Photos should aim to illustrate an aspect of the biodiversity found in Devon over the summer months and there are strict rules - so read them thoroughly!
The competition opened on International Biodiversity Day, 22nd May, and closes on 30th September. The images will be judged by among others Nick Baker and Andrew Cooper and you’ve got from now until the end of the summer to submit the best photos which you feel reflect Devon’s enviable biodiversity. I’m also one of the judges, and I can’t wait to see the entries flood in! For more information about the project and to see the first entries online, visit www.wildaboutdevon.co.uk.

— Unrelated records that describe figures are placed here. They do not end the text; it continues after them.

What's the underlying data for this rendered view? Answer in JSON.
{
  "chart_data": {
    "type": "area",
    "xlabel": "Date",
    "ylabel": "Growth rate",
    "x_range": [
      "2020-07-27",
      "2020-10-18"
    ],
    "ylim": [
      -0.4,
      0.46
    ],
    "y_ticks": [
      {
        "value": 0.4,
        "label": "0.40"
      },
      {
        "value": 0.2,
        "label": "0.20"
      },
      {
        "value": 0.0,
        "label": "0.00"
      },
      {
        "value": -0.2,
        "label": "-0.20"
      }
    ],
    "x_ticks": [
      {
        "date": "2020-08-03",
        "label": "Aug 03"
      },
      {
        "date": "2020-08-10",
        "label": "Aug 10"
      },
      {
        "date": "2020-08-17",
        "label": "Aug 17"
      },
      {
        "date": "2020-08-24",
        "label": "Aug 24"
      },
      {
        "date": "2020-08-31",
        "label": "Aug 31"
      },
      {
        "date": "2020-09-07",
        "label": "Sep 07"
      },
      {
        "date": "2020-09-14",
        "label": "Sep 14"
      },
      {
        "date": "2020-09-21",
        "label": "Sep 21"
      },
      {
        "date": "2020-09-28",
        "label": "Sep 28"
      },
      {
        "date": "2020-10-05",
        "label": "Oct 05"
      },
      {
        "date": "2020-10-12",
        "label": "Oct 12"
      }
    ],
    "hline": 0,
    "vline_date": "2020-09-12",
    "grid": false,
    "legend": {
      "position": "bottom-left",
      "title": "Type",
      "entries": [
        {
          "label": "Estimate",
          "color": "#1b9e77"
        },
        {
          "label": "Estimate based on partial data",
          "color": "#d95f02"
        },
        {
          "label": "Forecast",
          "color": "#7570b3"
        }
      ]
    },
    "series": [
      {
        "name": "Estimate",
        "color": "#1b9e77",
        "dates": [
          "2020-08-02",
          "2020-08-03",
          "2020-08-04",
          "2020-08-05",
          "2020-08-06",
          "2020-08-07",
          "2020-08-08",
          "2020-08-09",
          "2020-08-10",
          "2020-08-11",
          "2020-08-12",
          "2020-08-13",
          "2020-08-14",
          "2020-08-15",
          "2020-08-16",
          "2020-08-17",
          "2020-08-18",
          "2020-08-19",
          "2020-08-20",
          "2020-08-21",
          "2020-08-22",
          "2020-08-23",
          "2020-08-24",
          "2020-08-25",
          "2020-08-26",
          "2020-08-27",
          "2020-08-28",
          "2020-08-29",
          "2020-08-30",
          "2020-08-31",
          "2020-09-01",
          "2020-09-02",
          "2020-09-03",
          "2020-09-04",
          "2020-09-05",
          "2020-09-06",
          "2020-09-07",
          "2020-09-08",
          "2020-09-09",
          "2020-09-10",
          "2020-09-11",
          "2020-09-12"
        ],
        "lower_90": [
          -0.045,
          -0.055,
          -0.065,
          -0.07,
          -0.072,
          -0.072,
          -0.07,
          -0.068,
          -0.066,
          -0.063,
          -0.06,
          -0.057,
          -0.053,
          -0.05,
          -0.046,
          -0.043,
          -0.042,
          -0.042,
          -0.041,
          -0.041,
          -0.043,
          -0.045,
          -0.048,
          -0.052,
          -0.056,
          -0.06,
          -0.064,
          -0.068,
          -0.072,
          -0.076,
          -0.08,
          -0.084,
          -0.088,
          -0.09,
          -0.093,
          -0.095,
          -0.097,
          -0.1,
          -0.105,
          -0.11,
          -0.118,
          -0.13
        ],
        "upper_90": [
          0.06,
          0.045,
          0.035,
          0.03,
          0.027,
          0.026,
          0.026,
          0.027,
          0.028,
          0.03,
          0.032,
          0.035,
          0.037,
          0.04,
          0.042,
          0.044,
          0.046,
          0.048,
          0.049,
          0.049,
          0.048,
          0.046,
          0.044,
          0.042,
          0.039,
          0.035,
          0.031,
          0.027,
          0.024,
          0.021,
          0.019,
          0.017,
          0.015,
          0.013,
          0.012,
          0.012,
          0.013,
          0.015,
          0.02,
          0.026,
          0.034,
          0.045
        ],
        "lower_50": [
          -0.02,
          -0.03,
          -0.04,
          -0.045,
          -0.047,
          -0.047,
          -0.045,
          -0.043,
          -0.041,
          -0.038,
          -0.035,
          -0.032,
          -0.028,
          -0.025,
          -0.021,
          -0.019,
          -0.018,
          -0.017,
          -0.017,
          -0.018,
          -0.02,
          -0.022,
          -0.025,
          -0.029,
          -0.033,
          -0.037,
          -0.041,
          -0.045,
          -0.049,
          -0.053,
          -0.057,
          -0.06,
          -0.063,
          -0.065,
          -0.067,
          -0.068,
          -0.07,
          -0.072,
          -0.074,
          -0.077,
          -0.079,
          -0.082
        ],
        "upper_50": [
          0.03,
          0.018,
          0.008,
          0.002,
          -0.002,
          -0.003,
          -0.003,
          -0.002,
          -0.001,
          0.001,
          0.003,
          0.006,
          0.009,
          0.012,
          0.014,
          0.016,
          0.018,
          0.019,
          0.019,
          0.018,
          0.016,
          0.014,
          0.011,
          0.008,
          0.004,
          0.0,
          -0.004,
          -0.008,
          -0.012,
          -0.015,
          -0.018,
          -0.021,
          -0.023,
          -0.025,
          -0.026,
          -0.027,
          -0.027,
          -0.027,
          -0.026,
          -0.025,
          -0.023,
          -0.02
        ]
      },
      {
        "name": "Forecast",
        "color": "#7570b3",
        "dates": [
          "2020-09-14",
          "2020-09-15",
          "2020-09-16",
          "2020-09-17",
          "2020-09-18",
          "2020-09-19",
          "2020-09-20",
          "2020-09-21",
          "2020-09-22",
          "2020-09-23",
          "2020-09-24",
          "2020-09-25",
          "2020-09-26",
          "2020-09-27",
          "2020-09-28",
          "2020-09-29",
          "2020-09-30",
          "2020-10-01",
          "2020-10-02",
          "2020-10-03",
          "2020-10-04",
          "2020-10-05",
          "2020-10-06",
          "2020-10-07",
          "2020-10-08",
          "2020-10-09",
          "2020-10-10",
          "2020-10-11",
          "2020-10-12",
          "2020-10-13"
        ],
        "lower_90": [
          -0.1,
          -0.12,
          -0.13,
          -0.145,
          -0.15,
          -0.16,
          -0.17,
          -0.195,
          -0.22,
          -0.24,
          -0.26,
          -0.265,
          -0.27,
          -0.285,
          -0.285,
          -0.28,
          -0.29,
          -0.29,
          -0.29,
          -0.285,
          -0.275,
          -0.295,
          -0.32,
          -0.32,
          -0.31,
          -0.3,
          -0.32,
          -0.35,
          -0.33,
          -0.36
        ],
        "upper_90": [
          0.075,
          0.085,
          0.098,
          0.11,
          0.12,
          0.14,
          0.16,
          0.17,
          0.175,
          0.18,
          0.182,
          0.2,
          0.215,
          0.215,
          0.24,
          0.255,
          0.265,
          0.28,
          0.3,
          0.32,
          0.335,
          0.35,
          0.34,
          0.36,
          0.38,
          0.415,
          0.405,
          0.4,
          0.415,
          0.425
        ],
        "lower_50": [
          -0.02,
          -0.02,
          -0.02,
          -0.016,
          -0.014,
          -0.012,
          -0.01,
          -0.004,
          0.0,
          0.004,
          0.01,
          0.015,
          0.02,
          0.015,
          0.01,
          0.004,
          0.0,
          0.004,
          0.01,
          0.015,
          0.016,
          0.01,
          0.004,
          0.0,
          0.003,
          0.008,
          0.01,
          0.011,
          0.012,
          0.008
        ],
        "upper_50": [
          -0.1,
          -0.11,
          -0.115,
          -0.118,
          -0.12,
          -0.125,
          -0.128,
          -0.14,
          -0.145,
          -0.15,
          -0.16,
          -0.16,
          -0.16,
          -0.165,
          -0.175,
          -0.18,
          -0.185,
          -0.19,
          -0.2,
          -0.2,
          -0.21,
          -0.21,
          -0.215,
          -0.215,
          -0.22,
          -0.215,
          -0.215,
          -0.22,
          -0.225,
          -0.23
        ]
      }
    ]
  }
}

Another project which I am helping get off the ground is an exhibition in Seaton, to celebrate the local wildlife and countryside in the Axe Valley. When the Countryside Service found out that the Tourist Information Centre was relocating, we came up with a suggested use of the building which would fit the situation. The area is in line for a major facelift in the coming months, which was why no one wanted to take on a short-term lease for the building, we proposed to use the building as a biodiversity exhibition, providing a wonderful space for local volunteers to engage with visitors and locals alike and give advice on accessing the local countryside, and being run by the District Council, as soon as we were told to get out, we couldn’t argue.
We’ve decked the walls with panels explaining the wildlife of the coast, undersea, and estuary marshes, and have a rota of volunteers who are willing to open the exhibition three days a week and hopefully more people will come forward through the summer and allow us to open up on other days too.
We’ll have a wildlife hotline for people to text or call with sightings from the local area, and the intention is to make this building a focal point for all things biodiverse between now and September, or whenever the building work starts.
If you would be able to spare a few hours a week to help man the exhibition, the Countryside Service would love to hear from you on 01395 517557, there’s no expectation that you will be able to commit week-in week-out, although that would be great, but any time you can give to this venture would be hugely appreciated. We’re even throwing in training evenings, so there’s no need to be a seasoned ecology professional, we’re looking for enthusiasm first and foremost.
So the linking strand here is one of celebration; recognising what we’ve got and making a justified fuss about it. And on that note, could I just say a big congratulations to my father, who’s horse won its first point-to-point on Bank Holiday Monday and led to considerable celebrating within the Chubb clan. Well done Dad!